EDINBURG, Texas (KVEO) — Good news for those in Hidalgo County hurt by the economic impacts of COVID-19.
More than $151 million is already in Hidalgo County’s hands as part of the federally funded CARES Act.
Hidalgo County says they are keeping $88-million for county costs and giving the other $63 million to the 22 municipalities. The decision came after city mayors of the five largest cities within the county spoke out at Commissioner’s Court, Tuesday morning, saying the money needed to be shared.
“The cities of Edinburg, McAllen, Mission and Pharr make up 50% of the county’s population, right at about 407,000 people and I’m here today to ask you to at least consider the larger cities at $174.49 per capita,” said Edinburg Mayor Richard Molina.
He wasn’t the only mayor who waited in public forum and showed up to the meeting to speak.
“On March the 13, I declared the City of Mission a major disaster and declaration, Mission has not been the same since then and The City of Mission has a health department, however, our health department was not ready for this virus, but this funding will help us revamp it and get us prepared for viruses like COVID-19″,” said Dr. Armando Ocana, Mission Mayor.
The funding will be spread out among 22 cities based on population.

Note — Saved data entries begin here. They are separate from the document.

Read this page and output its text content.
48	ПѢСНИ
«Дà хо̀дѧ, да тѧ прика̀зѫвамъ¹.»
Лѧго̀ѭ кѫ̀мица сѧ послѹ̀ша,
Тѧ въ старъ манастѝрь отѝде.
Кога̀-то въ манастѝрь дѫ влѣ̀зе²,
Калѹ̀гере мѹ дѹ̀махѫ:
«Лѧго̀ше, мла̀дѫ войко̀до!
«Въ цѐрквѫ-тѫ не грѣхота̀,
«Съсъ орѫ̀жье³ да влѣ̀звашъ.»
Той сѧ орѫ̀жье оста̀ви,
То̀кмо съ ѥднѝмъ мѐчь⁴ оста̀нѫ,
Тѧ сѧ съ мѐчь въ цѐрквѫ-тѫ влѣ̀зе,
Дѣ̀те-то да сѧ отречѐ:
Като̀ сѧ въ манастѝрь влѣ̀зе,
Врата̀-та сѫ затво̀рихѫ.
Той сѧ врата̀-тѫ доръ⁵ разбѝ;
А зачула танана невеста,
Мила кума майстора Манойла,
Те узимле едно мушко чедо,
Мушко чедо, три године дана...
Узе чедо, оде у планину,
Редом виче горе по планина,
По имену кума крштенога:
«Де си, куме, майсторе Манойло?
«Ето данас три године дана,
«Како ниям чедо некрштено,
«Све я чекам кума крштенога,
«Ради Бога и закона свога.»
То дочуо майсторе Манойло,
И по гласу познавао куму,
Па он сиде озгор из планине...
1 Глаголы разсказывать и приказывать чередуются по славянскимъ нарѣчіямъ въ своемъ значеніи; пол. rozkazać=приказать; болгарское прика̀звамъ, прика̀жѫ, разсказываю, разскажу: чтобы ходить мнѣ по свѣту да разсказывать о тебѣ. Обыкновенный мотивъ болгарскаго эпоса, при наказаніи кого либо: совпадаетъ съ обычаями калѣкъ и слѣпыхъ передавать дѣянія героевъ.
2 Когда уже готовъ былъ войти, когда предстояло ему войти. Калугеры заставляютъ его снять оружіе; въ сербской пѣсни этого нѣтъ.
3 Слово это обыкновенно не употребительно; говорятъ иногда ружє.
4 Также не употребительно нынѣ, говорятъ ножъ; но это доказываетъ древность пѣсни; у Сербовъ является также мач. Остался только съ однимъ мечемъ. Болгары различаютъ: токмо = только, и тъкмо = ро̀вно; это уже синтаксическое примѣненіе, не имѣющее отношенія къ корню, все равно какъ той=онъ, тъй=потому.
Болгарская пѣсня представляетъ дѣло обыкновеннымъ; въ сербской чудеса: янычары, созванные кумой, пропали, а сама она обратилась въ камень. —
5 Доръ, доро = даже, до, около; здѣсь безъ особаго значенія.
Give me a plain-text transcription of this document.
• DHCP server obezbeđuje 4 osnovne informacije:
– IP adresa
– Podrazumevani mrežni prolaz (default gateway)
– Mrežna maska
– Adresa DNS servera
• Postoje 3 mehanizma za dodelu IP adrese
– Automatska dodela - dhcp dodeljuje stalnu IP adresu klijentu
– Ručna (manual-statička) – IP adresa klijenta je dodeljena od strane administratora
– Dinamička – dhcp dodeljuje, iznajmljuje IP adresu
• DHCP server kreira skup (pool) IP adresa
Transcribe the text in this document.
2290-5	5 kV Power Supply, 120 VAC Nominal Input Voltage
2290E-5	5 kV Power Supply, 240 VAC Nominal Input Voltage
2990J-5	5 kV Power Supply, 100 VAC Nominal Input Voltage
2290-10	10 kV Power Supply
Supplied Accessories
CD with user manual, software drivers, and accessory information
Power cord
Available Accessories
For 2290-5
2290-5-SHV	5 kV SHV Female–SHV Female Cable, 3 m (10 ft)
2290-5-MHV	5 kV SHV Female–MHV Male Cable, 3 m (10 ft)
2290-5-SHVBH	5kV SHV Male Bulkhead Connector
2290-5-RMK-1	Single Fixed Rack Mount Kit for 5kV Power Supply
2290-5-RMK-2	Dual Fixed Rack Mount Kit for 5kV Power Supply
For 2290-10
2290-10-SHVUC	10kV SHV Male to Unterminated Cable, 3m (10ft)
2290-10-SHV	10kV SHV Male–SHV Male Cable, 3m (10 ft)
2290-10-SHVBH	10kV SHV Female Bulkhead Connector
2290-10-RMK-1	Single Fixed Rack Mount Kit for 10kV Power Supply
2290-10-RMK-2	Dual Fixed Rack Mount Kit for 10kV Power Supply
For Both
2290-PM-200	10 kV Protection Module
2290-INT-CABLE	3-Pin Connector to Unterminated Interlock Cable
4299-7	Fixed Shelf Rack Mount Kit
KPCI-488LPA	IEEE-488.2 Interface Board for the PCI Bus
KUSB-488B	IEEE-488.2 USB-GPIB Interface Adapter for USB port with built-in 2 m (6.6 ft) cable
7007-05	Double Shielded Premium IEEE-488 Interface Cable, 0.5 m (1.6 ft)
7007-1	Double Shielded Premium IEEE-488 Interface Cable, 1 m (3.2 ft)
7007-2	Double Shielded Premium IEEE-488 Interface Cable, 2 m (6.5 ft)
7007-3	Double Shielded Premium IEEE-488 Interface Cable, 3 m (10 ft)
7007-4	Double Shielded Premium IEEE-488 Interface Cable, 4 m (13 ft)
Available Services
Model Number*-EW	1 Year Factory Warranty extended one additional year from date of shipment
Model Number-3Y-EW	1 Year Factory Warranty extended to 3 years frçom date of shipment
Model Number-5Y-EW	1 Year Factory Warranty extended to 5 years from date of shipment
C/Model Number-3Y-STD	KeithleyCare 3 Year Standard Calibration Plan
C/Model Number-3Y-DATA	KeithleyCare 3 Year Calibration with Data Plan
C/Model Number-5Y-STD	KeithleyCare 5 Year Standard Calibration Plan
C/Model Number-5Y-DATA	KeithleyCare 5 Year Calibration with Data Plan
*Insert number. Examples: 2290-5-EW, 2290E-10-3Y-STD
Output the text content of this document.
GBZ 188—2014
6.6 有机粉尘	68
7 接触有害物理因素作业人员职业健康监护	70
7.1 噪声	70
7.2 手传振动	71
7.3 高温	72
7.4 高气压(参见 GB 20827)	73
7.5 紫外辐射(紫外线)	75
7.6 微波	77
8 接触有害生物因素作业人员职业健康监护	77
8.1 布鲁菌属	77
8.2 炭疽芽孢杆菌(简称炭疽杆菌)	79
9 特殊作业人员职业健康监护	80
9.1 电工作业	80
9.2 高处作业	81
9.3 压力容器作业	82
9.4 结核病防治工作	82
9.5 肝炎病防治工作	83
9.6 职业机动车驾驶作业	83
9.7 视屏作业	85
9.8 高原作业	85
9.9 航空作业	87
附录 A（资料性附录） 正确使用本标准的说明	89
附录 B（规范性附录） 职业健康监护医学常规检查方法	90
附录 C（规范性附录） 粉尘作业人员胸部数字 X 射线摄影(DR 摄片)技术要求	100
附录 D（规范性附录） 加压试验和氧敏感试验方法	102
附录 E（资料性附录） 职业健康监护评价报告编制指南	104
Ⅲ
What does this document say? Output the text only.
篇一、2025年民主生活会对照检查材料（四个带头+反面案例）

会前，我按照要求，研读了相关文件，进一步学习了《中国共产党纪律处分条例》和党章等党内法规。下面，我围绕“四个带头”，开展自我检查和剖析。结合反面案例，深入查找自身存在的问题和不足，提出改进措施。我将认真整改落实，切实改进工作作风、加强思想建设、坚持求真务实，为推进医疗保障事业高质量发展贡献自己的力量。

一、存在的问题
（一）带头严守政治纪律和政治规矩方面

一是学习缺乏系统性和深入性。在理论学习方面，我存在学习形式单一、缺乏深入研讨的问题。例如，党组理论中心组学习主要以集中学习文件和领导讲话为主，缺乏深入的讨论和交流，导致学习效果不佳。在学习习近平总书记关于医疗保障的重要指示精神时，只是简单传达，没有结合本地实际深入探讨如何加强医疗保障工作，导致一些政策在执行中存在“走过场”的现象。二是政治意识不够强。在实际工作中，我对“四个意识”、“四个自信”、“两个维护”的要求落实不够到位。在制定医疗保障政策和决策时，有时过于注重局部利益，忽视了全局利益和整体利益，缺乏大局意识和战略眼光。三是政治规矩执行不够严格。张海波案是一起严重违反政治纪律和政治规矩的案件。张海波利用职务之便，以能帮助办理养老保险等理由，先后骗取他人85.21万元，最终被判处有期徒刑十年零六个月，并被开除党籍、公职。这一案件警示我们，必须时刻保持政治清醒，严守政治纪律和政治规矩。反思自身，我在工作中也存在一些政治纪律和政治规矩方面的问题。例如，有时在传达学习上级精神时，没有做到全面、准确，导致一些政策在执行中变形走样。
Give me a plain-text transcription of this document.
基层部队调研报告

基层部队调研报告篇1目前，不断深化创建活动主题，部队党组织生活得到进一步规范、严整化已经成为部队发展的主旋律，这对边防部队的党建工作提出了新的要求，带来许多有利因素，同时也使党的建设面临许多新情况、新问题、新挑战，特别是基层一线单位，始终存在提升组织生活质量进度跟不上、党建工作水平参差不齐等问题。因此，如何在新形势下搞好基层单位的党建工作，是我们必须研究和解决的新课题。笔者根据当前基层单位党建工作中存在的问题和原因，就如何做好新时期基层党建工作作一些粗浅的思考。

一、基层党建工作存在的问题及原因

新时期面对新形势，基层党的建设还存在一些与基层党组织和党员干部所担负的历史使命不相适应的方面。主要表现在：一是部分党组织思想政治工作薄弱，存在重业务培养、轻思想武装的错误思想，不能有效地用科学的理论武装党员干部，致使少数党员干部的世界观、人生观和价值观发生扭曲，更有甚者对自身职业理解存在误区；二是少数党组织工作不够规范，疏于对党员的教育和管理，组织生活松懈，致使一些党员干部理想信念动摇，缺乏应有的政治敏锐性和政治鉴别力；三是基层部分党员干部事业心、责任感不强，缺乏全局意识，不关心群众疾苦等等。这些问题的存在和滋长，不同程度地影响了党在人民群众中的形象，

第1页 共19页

The money will be available on a reimbursement basis at a rate of $110 per capita to cities with a population of greater than 30,000 people.
For smaller Hidalgo County municipalities, with populations of less than 30,000, the money will be made available at a rate of $80 per capita.
“This is a good allocation of the funds that we have that will go towards helping us during these difficult times,” Hidalgo County Judge Richard F. Cortez said after the 4-to-1 vote. “We trust that the cities will do the right thing and use some of these monies as grants for small businesses as we would have done – and as we intend to do in rural parts of the county and small cities.”
Judge Cortez says it will be used to benefit the residents.
“I want to get this money to the hands of people and small businesses as fast as we can,” said Cortez.
Some residents can apply for grants to get some of that money, soon.
The funding will also go to improving the health system within the county.
“We want to make sure we have our own laboratory because it was taking 4 days to get tested and then receive results, we want to have our own testing supplies, our own personal protection equipment and a forensic center,” said Cortez.
County Judge Cortez says he also wants to get some of the money over the school districts as well. Overall, Texas was granted $11.2 billion to go to Texas counties from the Federal Government’s CARES Act.